Commençons par le mal-aimé du trio — celui dont l’odeur agace mais que personne ne remplace vraiment. Le vinaigre blanc vendu en France contient entre 8 % et 14 % d’acide acétique. Le 8 % se trouve au rayon alimentaire (Carrefour, Lidl), il convient à la cuisine. Le 12 à 14 %, étiqueté « vinaigre ménager », attend en rayon droguerie chez Leroy Merlin, Castorama ou Action : c’est lui qu’il faut pour les travaux lourds de détartrage.

Le mécanisme est purement chimique. L’acide acétique solubilise le tartre — du carbonate de calcium — en le transformant en acétate de calcium, soluble dans l’eau. C’est pour cette raison qu’une bouilloire entartrée redevient nette en quinze minutes de pose à froid. Même mécanisme sur la robinetterie chromée, les parois de douche, le pommeau bouché.

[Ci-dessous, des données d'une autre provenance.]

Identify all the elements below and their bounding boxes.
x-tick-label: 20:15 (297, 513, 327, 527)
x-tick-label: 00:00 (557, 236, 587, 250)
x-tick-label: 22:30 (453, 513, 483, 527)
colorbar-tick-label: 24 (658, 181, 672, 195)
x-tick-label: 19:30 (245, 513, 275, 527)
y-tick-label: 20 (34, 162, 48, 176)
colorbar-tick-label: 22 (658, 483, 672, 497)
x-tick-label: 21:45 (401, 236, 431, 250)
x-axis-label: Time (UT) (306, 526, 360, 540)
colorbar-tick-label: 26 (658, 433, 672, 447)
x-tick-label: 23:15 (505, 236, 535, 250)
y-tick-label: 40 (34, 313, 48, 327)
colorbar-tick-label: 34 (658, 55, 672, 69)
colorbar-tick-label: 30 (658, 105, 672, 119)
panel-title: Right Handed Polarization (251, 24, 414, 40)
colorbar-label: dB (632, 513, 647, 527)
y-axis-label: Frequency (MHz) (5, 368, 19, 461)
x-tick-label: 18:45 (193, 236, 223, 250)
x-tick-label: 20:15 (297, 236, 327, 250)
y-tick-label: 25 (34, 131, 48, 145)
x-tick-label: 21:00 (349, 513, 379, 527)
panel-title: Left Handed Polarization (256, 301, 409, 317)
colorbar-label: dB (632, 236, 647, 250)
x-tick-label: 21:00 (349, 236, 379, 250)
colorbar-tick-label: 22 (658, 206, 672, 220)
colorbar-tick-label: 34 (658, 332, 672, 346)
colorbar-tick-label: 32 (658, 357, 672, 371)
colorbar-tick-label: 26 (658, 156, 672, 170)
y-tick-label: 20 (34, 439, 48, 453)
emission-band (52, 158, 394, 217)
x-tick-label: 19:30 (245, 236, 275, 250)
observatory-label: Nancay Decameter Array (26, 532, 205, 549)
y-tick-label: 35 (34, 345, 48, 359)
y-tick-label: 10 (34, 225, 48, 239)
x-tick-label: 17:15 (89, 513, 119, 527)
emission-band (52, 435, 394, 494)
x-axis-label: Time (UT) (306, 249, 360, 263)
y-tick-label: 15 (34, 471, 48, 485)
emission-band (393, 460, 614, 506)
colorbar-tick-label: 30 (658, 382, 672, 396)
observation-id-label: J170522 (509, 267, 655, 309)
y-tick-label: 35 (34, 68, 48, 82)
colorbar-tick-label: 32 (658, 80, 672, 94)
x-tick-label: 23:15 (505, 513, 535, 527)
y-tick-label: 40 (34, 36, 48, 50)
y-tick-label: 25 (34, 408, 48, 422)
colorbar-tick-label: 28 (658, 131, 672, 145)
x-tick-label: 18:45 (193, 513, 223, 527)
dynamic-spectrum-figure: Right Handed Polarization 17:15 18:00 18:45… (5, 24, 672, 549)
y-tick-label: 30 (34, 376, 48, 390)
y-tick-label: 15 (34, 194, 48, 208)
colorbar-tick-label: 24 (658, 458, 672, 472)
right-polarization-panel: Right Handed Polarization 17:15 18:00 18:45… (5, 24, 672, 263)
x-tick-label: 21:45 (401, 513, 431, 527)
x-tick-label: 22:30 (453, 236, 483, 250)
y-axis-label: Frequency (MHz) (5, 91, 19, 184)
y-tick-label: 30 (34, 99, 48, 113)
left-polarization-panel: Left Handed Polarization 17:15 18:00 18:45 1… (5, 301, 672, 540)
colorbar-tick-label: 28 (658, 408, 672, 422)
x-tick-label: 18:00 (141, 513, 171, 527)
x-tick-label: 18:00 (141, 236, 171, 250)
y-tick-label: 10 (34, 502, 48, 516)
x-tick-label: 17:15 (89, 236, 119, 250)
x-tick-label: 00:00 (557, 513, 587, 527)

Là où le mythe s’effondre, c’est sur la désinfection. Le vinaigre abaisse le pH d’une surface, ce qui freine certaines bactéries non sporulées, mais il n’atteint jamais les seuils des normes de désinfection (EN 14476, EN 1276). Autrement dit : il ne tue ni le norovirus de la gastro, ni la salmonelle d’une planche à découper après le poulet du dimanche. Le distinguer d’un désinfectant est essentiel.

Surfaces à fuir absolument : marbre, pierre calcaire, tomettes anciennes non vitrifiées, joints en silicone, parquet ciré. L’acide rongerait la matière de manière irréversible.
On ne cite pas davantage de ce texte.